Auf zum Zapfenstreich!

■ Bundesverwaltungsgericht: Bundeswehr durfte Demonstranten 1985 nicht an Teilnahme hindern, aber militärischen Sicherheitsbereich erklären

Berlin (dpa) - Die Bundeswehr durfte friedliche Demonstranten nicht daran hindern, an der Veranstaltung des „Großen Zapfenstreiches“ 1985 auf dem Rathausmarktplatz in Lübeck teilzunehmen. Das Bundesverwaltungsgericht (BVerwG) hob am Freitag in Berlin in einem Grundsatzurteil den diesbezüglichen Teil einer Entscheidung des Oberverwaltungsgerichts Lüneburg vom Juni 1988 unter Hinweis auf die Meinungsfreiheit auf (Az.: 7 C 88.88).

Die nur mit Transparenten und Flugblättern ausgestatteten Demonstranten der Friedensbewegung hätten am 13.November 1985 „keine Gefahr für die öffentliche Sicherheit auf dem Rathausmarktplatz in Lübeck dargestellt“, betonte der Vorsitzende des 7.Senats Horst Sendler in der Urteilsbegründung. Vielmehr habe die Bundeswehr damit rechnen müssen, daß es angesichts der „Umstrittenheit derartiger Traditionsveranstaltungen“ zu Protesten komme. Einen Anspruch auf „uneingeschränkten Schutz eines Ehrenvorstellungen entsprechenden Ablaufs der Veranstaltung“ habe die Bundeswehr außerhalb des Kasernengeländes nicht, sagte Sendler, der auch Präsident des Bundesverwaltungsgerichts ist.

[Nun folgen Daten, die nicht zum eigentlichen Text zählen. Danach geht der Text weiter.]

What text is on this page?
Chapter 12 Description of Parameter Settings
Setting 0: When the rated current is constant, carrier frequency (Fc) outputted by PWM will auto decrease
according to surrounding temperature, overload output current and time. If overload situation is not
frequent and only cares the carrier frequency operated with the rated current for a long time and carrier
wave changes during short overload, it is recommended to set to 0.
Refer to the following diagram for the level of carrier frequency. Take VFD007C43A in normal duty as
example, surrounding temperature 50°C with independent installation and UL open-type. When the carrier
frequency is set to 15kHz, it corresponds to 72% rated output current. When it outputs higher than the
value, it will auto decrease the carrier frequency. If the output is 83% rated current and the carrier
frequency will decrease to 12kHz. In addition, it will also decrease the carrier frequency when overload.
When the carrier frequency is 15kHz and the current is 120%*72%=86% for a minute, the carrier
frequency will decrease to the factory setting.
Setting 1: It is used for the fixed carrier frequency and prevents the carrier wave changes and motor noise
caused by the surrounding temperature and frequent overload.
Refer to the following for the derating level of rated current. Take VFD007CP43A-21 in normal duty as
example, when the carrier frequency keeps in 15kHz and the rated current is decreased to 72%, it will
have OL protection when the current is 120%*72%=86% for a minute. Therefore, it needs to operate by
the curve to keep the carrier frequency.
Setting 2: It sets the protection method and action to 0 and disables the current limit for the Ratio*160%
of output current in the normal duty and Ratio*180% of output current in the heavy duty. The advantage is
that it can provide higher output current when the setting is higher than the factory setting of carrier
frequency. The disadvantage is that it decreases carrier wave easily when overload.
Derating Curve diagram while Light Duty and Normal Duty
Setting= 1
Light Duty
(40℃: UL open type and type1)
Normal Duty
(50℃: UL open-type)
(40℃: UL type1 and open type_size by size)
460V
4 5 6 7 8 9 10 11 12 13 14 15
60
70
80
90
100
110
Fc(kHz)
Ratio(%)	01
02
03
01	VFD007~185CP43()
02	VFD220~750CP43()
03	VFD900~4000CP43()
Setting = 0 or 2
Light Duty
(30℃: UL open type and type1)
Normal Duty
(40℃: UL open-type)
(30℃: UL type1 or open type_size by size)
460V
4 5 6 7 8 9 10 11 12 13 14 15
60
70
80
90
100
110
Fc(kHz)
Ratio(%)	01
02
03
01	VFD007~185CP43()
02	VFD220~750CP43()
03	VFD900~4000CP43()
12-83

Nach dem Urteil des höchsten deutschen Verwaltungsgerichts hatte die Bundeswehr zum Schutz vor Gewalttätern aber das Recht, den Rathausplatz zum „militärischen Sicherheitsbereich“ zu erklären. Auf diese Weise habe die Bundeswehr die Zuschauer beim Einlaß kontrollieren dürfen und so potentielle Gewalttäter abweisen können. Dies habe aber nicht für die friedlichen Demonstranten gegolten. Das Gesetz rechtfertige die Anordnung „militärischer Sicherheitsbereiche“ nicht nur zur Erfüllung von Aufgaben, die unmittelbar der Verteidigung dienten. Auch „in ihrer Öffentlichkeitsarbeit“ dürften sich die Streitkräfte schützen, meinte der Präsident. Die Bundeswehr sah damals ihre Schutzmaßnahmen dadurch gerechtfertigt, daß einen Tag zuvor in Neumünster beim „Großen Zapfenstreich“ Demonstranten Steine geworfen hätten.